The rate-limiting catalytic steps of hydroxymandelate synthase from Amycolatopsis orientalis.


PMID 20112984

Abstract

Hydroxymandelate synthase (HMS) catalyzes the committed step in the formation of p-hydroxyphenylglycine, a recurrent substructure of polycyclic nonribosomal peptide antibiotics such as vancomycin. HMS has the same structural fold as and uses the same substrates as 4-hydroxyphenylpyruvate dioxygenase (HPPD) (4-hydroxyphenylpyruvate (HPP) and O(2)). Moreover, HMS catalyzes a very similar dioxygenation reaction to that of HPPD, adding the second oxygen atom to the benzylic position, rather than the aromatic C1 carbon of the substrate.
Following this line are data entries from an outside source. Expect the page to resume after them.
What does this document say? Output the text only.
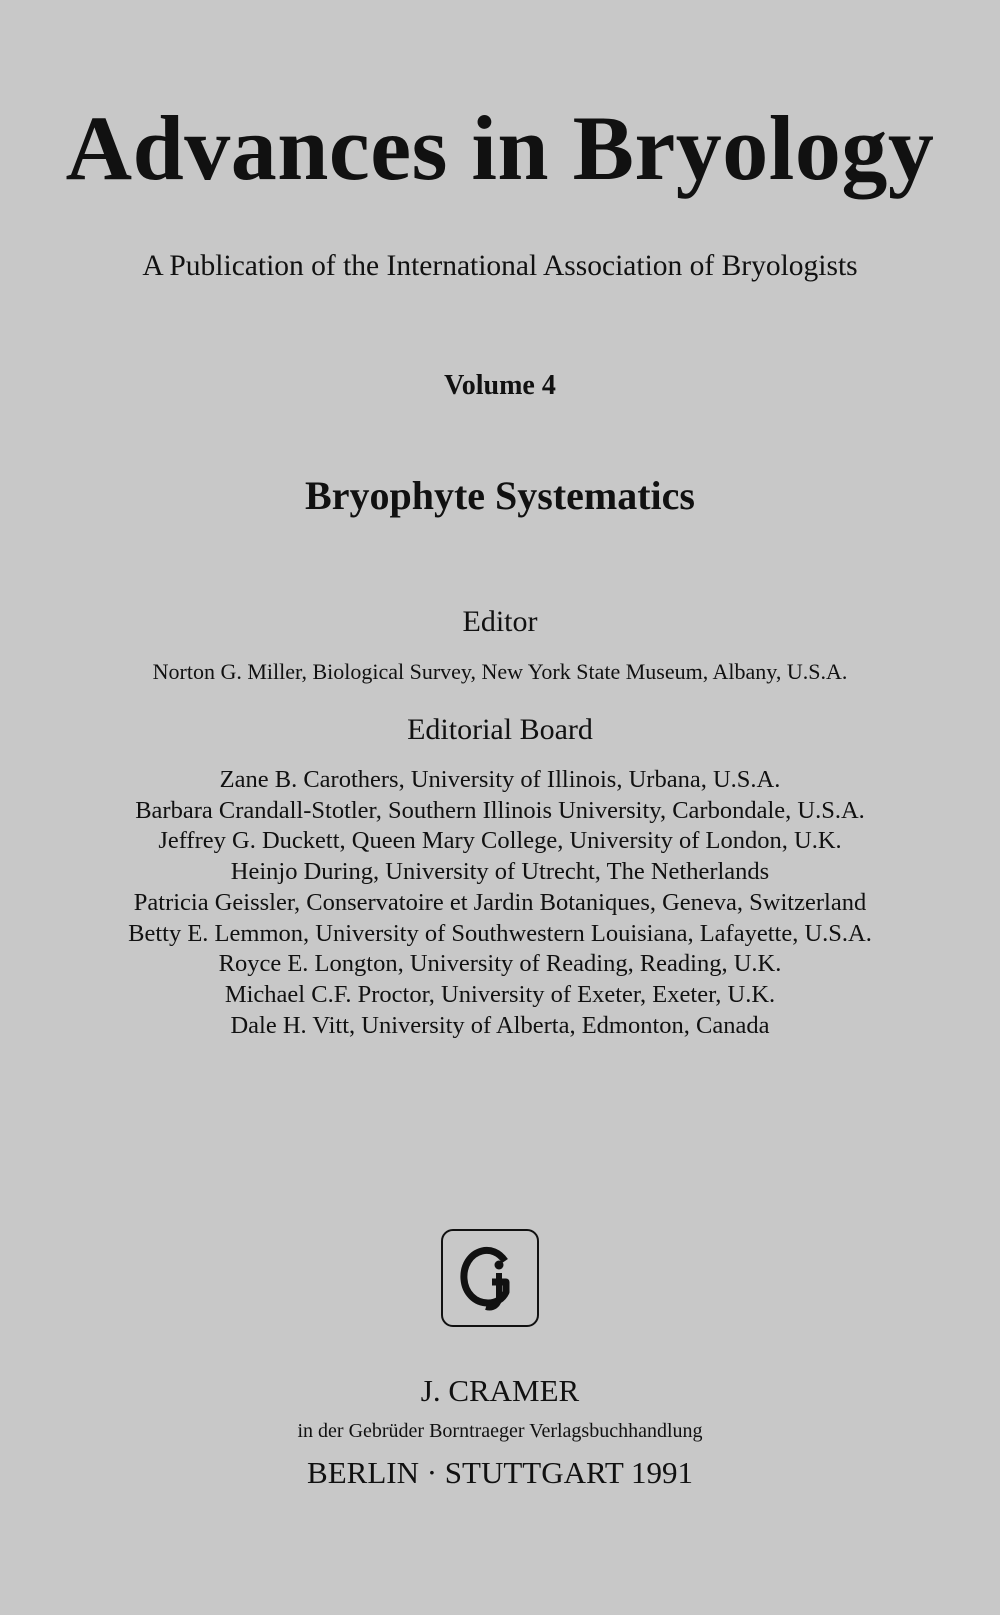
Advances in Bryology
A Publication of the International Association of Bryologists
Volume 4
Bryophyte Systematics
Editor
Norton G. Miller, Biological Survey, New York State Museum, Albany, U.S.A.
Editorial Board
Zane B. Carothers, University of Illinois, Urbana, U.S.A.
Barbara Crandall-Stotler, Southern Illinois University, Carbondale, U.S.A.
Jeffrey G. Duckett, Queen Mary College, University of London, U.K.
Heinjo During, University of Utrecht, The Netherlands
Patricia Geissler, Conservatoire et Jardin Botaniques, Geneva, Switzerland
Betty E. Lemmon, University of Southwestern Louisiana, Lafayette, U.S.A.
Royce E. Longton, University of Reading, Reading, U.K.
Michael C.F. Proctor, University of Exeter, Exeter, U.K.
Dale H. Vitt, University of Alberta, Edmonton, Canada
J. CRAMER
in der Gebrüder Borntraeger Verlagsbuchhandlung
BERLIN · STUTTGART 1991
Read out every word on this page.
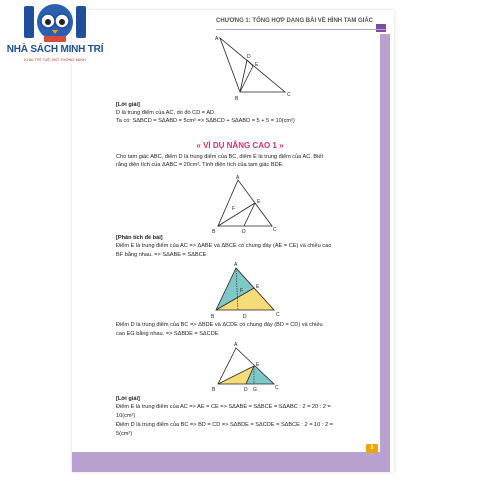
NHÀ SÁCH MINH TRÍ
KHAI TRÍ TUỆ, MỞ THÔNG MINH
CHƯƠNG 1: TỔNG HỢP DẠNG BÀI VỀ HÌNH TAM GIÁC
A
D
E
B
C
[Lời giải]
D là trung điểm của AC, do đó CD = AD.
Ta có: SΔBCD = SΔABD = 5cm² => SΔBCD + SΔABD = 5 + 5 = 10(cm²)
« VÍ DỤ NÂNG CAO 1 »
Cho tam giác ABC, điểm D là trung điểm của BC, điểm E là trung điểm của AC. Biết
rằng diện tích của ΔABC = 20cm². Tính diện tích của tam giác BDE.
A
E
F
B	D	C
[Phân tích đề bài]
Điểm E là trung điểm của AC => ΔABE và ΔBCE có chung đáy (AE = CE) và chiều cao
BF bằng nhau. => SΔABE = SΔBCE
A
F
E
B	D	C
Điểm D là trung điểm của BC => ΔBDE và ΔCDE có chung đáy (BD = CD) và chiều
cao EG bằng nhau. => SΔBDE = SΔCDE
A
E
B	D G	C
[Lời giải]
Điểm E là trung điểm của AC => AE = CE => SΔABE = SΔBCE = SΔABC : 2 = 20 : 2 =
10(cm²)
Điểm D là trung điểm của BC => BD = CD => SΔBDE = SΔCDE = SΔBCE : 2 = 10 : 2 =
5(cm²)
5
The dissociation constant for HPP (59 microM) was measured under anaerobic conditions by titrating substrate with enzyme and monitoring the intensity of the weak (epsilon(475nm ) approximately 250 M(-1) cm(-1)) charge-transfer absorption band of the HMS.Fe(II).HPP complex. Pre-steady-state analysis indicates that evidence exists for the accumulation of three intermediates in a single turnover and the decay of the third is rate-limiting in multiple turnovers. The rate constants used to fit the data were k(1) = 1 x 10(5) M(-1) s(-1), k(2) = 250 s(-1), k(3) = 5 s(-1), and k(4) = 0.3 s(-1). However, the values for k(1) and k(2) could not be accurately measured due to both a prolonged mixing time for the HMS system that obscures observation at the early times (<10 ms) and the apparent high relative value of k(2). The third phase, k(3), is attributed to the formation of the product complex, and no kinetic isotope effect was observed on this step when the protons of the substrate's benzylic carbon were substituted with deuteriums, suggesting that hydroxylation is fast relative to the steps observed. The final and predominantly rate-limiting step shows a 3-fold decrease in the magnitude of the rate constant in deuterium oxide solvent, and a proton inventory for this step suggests the contribution of a single proton from the solvent environment.